Pode-se esperar tudo do cais do porto, menos clemência. Tudo quanto se passa por aqui é sem clemência. Não há clemência nem para vítimas nem para malfeitores, posto que estes sempre estão a apenas alguns galpões de se transformarem em vítimas de outros tantos malfeitores que espreitam silenciosamente, dentre as sombras dos cargueiros em flor. Tampouco estes vilões restarão impunes por muito tempo; breve serão vitimados também por uma nova leva de malfeitores, e a justiça do cais do porto seguirá reinando suprema. No cais do porto não há lei, meu caro Heitor – há justiça. A forma mais crua de justiça; sua configuração mais primitiva. Aqui não se transige, aqui não se barganha, aqui é o Velho Testamento.

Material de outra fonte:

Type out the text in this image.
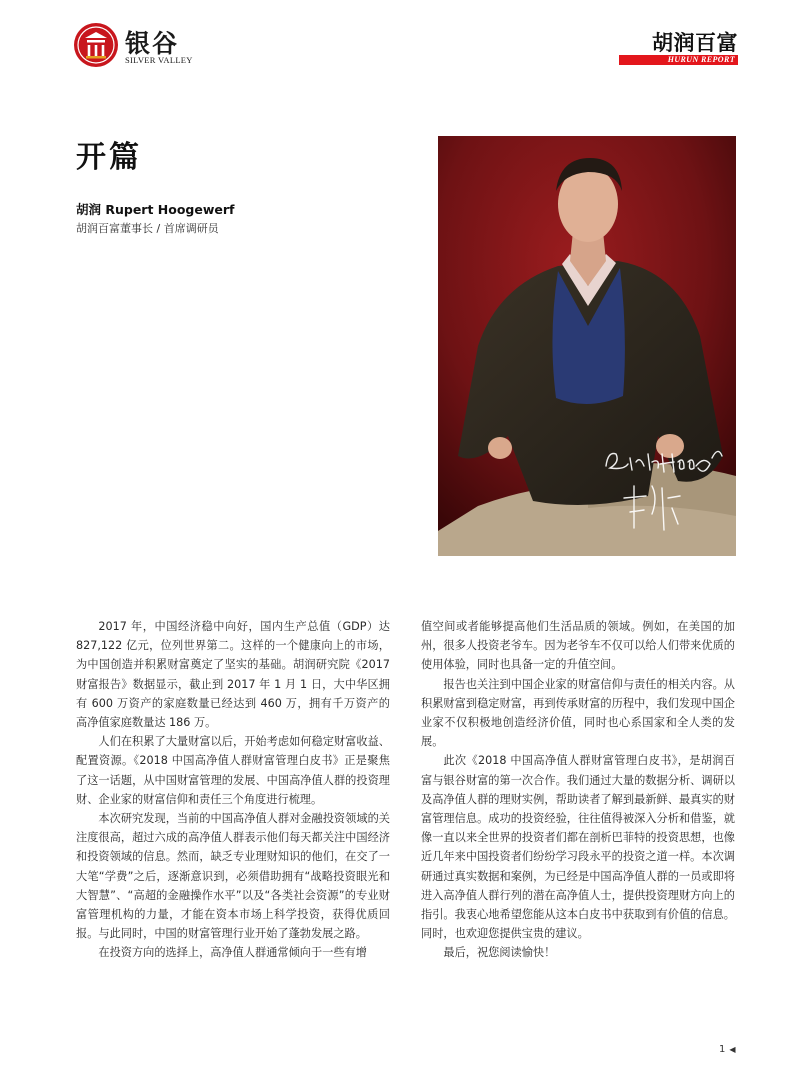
银谷
SILVER VALLEY
胡润百富
HURUN REPORT
开篇
胡润 Rupert Hoogewerf
胡润百富董事长 / 首席调研员
Rupert Hoogewerf
胡润

2017 年，中国经济稳中向好，国内生产总值（GDP）达 827,122 亿元，位列世界第二。这样的一个健康向上的市场，为中国创造并积累财富奠定了坚实的基础。胡润研究院《2017 财富报告》数据显示，截止到 2017 年 1 月 1 日，大中华区拥有 600 万资产的家庭数量已经达到 460 万，拥有千万资产的高净值家庭数量达 186 万。

人们在积累了大量财富以后，开始考虑如何稳定财富收益、配置资源。《2018 中国高净值人群财富管理白皮书》正是聚焦了这一话题，从中国财富管理的发展、中国高净值人群的投资理财、企业家的财富信仰和责任三个角度进行梳理。

本次研究发现，当前的中国高净值人群对金融投资领域的关注度很高，超过六成的高净值人群表示他们每天都关注中国经济和投资领域的信息。然而，缺乏专业理财知识的他们，在交了一大笔“学费”之后，逐渐意识到，必须借助拥有“战略投资眼光和大智慧”、“高超的金融操作水平”以及“各类社会资源”的专业财富管理机构的力量，才能在资本市场上科学投资，获得优质回报。与此同时，中国的财富管理行业开始了蓬勃发展之路。

在投资方向的选择上，高净值人群通常倾向于一些有增

值空间或者能够提高他们生活品质的领域。例如，在美国的加州，很多人投资老爷车。因为老爷车不仅可以给人们带来优质的使用体验，同时也具备一定的升值空间。

报告也关注到中国企业家的财富信仰与责任的相关内容。从积累财富到稳定财富，再到传承财富的历程中，我们发现中国企业家不仅积极地创造经济价值，同时也心系国家和全人类的发展。

此次《2018 中国高净值人群财富管理白皮书》，是胡润百富与银谷财富的第一次合作。我们通过大量的数据分析、调研以及高净值人群的理财实例，帮助读者了解到最新鲜、最真实的财富管理信息。成功的投资经验，往往值得被深入分析和借鉴，就像一直以来全世界的投资者们都在剖析巴菲特的投资思想，也像近几年来中国投资者们纷纷学习段永平的投资之道一样。本次调研通过真实数据和案例，为已经是中国高净值人群的一员或即将进入高净值人群行列的潜在高净值人士，提供投资理财方向上的指引。我衷心地希望您能从这本白皮书中获取到有价值的信息。同时，也欢迎您提供宝贵的建议。

最后，祝您阅读愉快！

1 ◀
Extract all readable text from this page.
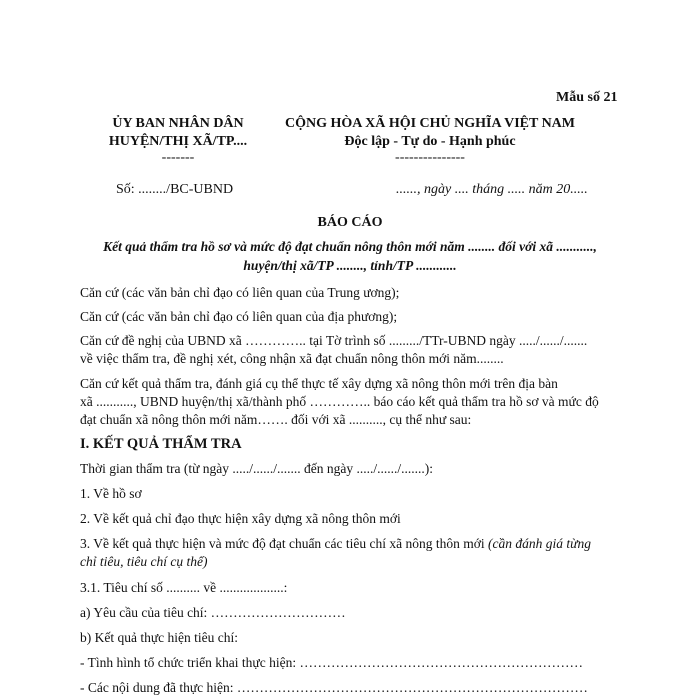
Mẫu số 21
ỦY BAN NHÂN DÂN
HUYỆN/THỊ XÃ/TP....
-------
CỘNG HÒA XÃ HỘI CHỦ NGHĨA VIỆT NAM
Độc lập - Tự do - Hạnh phúc
---------------
Số: ......../BC-UBND	......, ngày .... tháng ..... năm 20.....
BÁO CÁO
Kết quả thẩm tra hồ sơ và mức độ đạt chuẩn nông thôn mới năm ........ đối với xã ...........,
huyện/thị xã/TP ........, tỉnh/TP ............
Căn cứ (các văn bản chỉ đạo có liên quan của Trung ương);
Căn cứ (các văn bản chỉ đạo có liên quan của địa phương);
Căn cứ đề nghị của UBND xã ………….. tại Tờ trình số ........./TTr-UBND ngày ...../....../.......
về việc thẩm tra, đề nghị xét, công nhận xã đạt chuẩn nông thôn mới năm........
Căn cứ kết quả thẩm tra, đánh giá cụ thể thực tế xây dựng xã nông thôn mới trên địa bàn
xã ..........., UBND huyện/thị xã/thành phố ………….. báo cáo kết quả thẩm tra hồ sơ và mức độ
đạt chuẩn xã nông thôn mới năm……. đối với xã .........., cụ thể như sau:
I. KẾT QUẢ THẨM TRA
Thời gian thẩm tra (từ ngày ...../....../....... đến ngày ...../....../.......):
1. Về hồ sơ
2. Về kết quả chỉ đạo thực hiện xây dựng xã nông thôn mới
3. Về kết quả thực hiện và mức độ đạt chuẩn các tiêu chí xã nông thôn mới (cần đánh giá từng
chỉ tiêu, tiêu chí cụ thể)
3.1. Tiêu chí số .......... về ...................:
a) Yêu cầu của tiêu chí: …………………………
b) Kết quả thực hiện tiêu chí:
- Tình hình tổ chức triển khai thực hiện: ………………………………………………………
- Các nội dung đã thực hiện: ……………………………………………………………………
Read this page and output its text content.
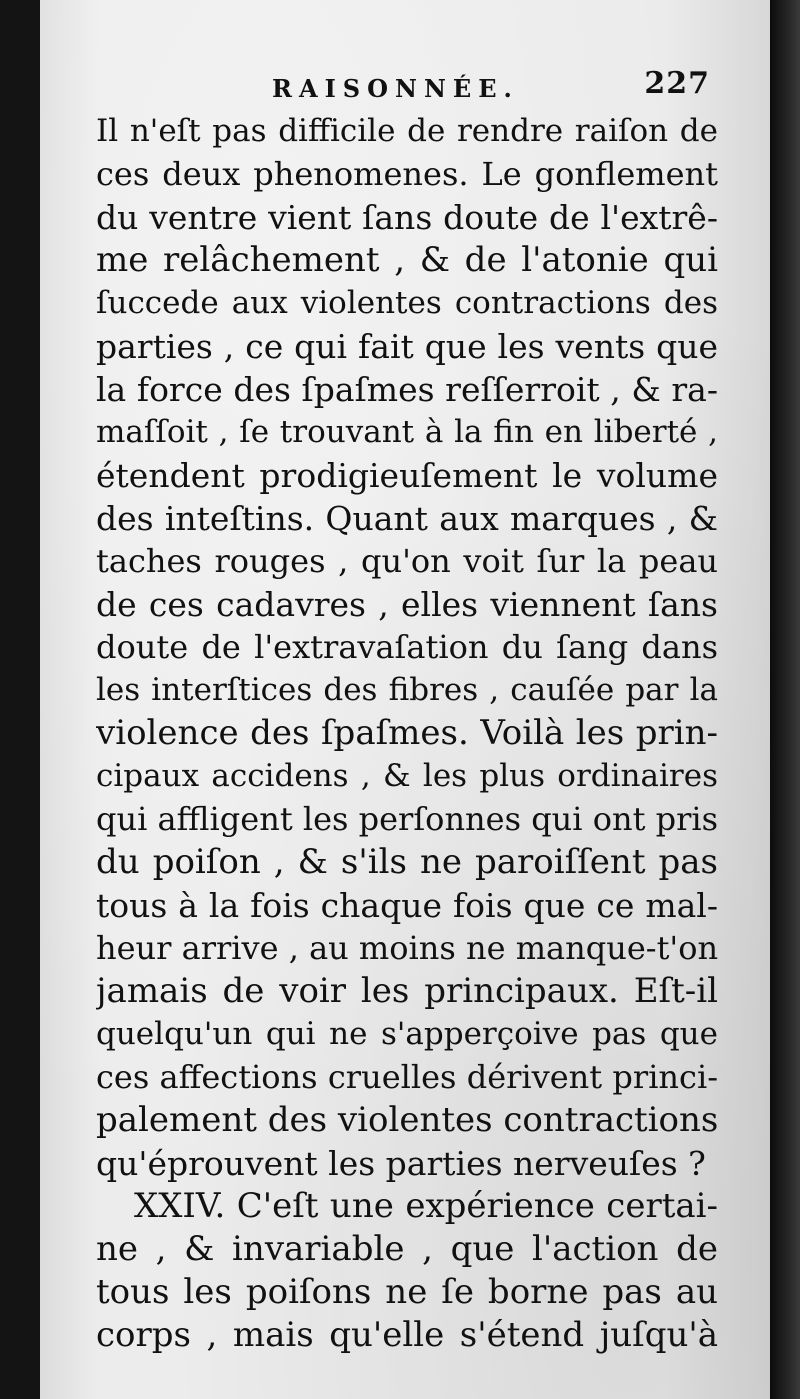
RAISONNÉE.	227
Il n'eſt pas difficile de rendre raiſon de
ces deux phenomenes. Le gonflement
du ventre vient ſans doute de l'extrê-
me relâchement , & de l'atonie qui
ſuccede aux violentes contractions des
parties , ce qui fait que les vents que
la force des ſpaſmes reſſerroit , & ra-
maſſoit , ſe trouvant à la fin en liberté ,
étendent prodigieuſement le volume
des inteſtins. Quant aux marques , &
taches rouges , qu'on voit ſur la peau
de ces cadavres , elles viennent ſans
doute de l'extravaſation du ſang dans
les interſtices des fibres , cauſée par la
violence des ſpaſmes. Voilà les prin-
cipaux accidens , & les plus ordinaires
qui affligent les perſonnes qui ont pris
du poiſon , & s'ils ne paroiſſent pas
tous à la fois chaque fois que ce mal-
heur arrive , au moins ne manque-t'on
jamais de voir les principaux. Eſt-il
quelqu'un qui ne s'apperçoive pas que
ces affections cruelles dérivent princi-
palement des violentes contractions
qu'éprouvent les parties nerveuſes ?
XXIV. C'eſt une expérience certai-
ne , & invariable , que l'action de
tous les poiſons ne ſe borne pas au
corps , mais qu'elle s'étend juſqu'à
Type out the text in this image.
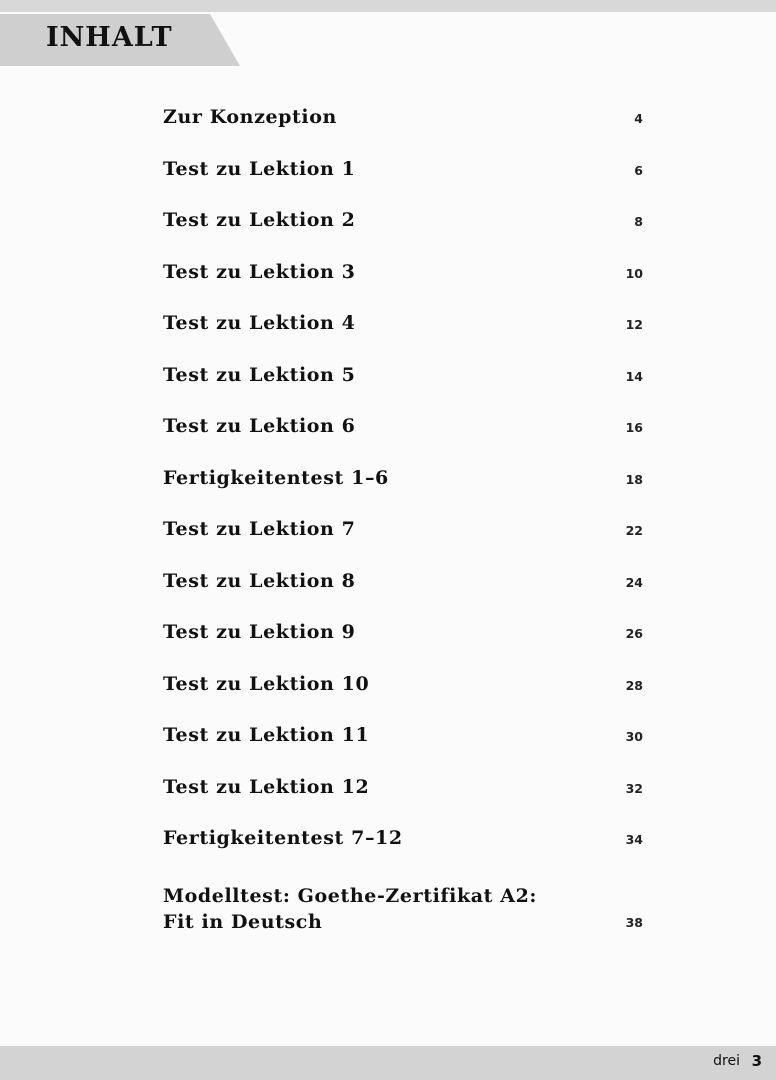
INHALT
Zur Konzeption	4
Test zu Lektion 1	6
Test zu Lektion 2	8
Test zu Lektion 3	10
Test zu Lektion 4	12
Test zu Lektion 5	14
Test zu Lektion 6	16
Fertigkeitentest 1–6	18
Test zu Lektion 7	22
Test zu Lektion 8	24
Test zu Lektion 9	26
Test zu Lektion 10	28
Test zu Lektion 11	30
Test zu Lektion 12	32
Fertigkeitentest 7–12	34
Modelltest: Goethe-Zertifikat A2:
Fit in Deutsch	38
drei 3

“Por que você me trouxe aqui, então?”, indagou meu amigo.
“Os marinheiros, Heitor – os marinheiros!”
4 comentários:
quero mais!
( anna )
Pergunto-me onde você vai parar, e onde esteve por tanto tempo...
Até os motivos que nos levam ali são primitivos.
Sempre tem os "marinheiros"... sempre.... : )
Lindo texto!!!!!!!!!
Vou te ler... sempre. Assim como o fato de sempre existir os marinheiros...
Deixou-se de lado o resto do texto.